Werk ohne Autor

Länge:
189 Minuten
Altersempfehlung:
Ab 14 Jahren
FSK-Freigabe:
Ab 12 Jahren
Kinostart:
03.10.2018
Regie:
Florian Henckel von Donnersmarck
Darsteller:
Tom Schilling, Sebastian Koch, Paula Beer, Saskia Rosendahl, Oliver Masucci u. a.
Genre:
Drama
Land:
Deutschland, 2018

Dresden 1937. Eine junge Frau besucht mit ihrem Neffen Kurt eine Ausstellung. „Entartete Kunst“ wird hier präsentiert und gleich mit der nationalsozialistischen Sicht disqualifiziert, was aber die Entdeckerfreude von Tante und Neffen nicht trübt.
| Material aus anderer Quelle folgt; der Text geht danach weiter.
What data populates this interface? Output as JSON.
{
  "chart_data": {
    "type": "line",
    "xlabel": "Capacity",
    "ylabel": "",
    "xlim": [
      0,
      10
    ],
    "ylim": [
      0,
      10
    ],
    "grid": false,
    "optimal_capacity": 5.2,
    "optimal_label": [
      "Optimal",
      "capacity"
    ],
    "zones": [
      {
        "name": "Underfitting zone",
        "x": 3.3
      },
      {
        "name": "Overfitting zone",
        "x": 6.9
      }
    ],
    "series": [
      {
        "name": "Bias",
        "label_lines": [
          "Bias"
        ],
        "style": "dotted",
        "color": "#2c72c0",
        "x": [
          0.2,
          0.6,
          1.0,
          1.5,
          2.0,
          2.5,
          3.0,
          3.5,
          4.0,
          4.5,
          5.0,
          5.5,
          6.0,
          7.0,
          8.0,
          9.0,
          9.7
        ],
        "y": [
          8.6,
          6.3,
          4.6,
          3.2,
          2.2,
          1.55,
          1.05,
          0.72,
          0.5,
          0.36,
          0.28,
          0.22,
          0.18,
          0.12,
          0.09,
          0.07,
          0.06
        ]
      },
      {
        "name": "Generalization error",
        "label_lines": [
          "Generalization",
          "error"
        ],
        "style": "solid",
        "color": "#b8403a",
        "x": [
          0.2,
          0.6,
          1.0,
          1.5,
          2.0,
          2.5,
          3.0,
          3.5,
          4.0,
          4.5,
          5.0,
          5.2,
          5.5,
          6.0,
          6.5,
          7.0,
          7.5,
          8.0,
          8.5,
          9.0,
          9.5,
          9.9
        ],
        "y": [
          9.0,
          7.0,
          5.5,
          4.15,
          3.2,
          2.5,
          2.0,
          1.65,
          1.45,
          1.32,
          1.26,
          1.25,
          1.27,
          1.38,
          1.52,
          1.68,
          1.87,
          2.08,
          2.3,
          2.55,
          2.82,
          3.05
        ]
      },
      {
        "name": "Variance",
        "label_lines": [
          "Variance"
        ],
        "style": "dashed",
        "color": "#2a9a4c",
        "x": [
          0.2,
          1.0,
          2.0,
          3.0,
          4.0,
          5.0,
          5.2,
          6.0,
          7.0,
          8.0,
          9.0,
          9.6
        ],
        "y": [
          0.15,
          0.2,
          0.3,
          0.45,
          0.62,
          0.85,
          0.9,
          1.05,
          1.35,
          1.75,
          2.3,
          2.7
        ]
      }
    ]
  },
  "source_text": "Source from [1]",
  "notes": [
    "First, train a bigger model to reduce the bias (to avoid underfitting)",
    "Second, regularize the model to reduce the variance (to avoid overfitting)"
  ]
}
Der kleine Junge hat Heimweh nach Dresden, das seine Eltern mit ihm verlassen mussten, als der Vater seine Stelle als Lehrer verlor. Seine kritische Sicht und eigene Meinung zu den politischen Geschehnissen war nicht länger erwünscht. Und auch die freiheitsliebende Tante Elisabeth wird kurze Zeit später abgeholt und in eine „Anstalt“ gebracht. Ihre Familie wird ihr nachreisen und alles versuchen, sie zu befreien. Vergeblich. Der Direktor der psychiatrischen Klinik folgt den klaren Anweisungen und duldet keinen Zweifel an deren Richtigkeit. Später wird Kurt ihn wiedertreffen, er ist der Vater seiner großen Liebe Elisabeth. Und er wird ihn verfolgen: Kaum haben Kurt und Elisabeth in Westdeutschland Fuß gefasst, ist auch Elisabeths Vater zur Stelle. Kurt wird an der renommierten Kunstakademie in Düsseldorf angenommen, aber Elisabeths Vater findet weiterhin kein gutes Haar am Freund seiner Tochter. Und der Filmzuschauer weiß immerhin, dass dieser Schwiegervater eine höchst unrühmliche Vergangenheit unter dem Nazi-Regime hatte und trotzdem ohne Bruch in der DDR sofort eine hohe Stelle bekleidete. Selbst als er dann nach Westdeutschland kommt, wird er gleich wieder in die entsprechenden Kreise aufgenommen, als habe er keinerlei Verantwortung für die Vergangenheit zu tragen. Bis seine Tochter und Schwiegersohn Kurt sich von dieser Bürde befreien können, muss eine große Weile verstreichen.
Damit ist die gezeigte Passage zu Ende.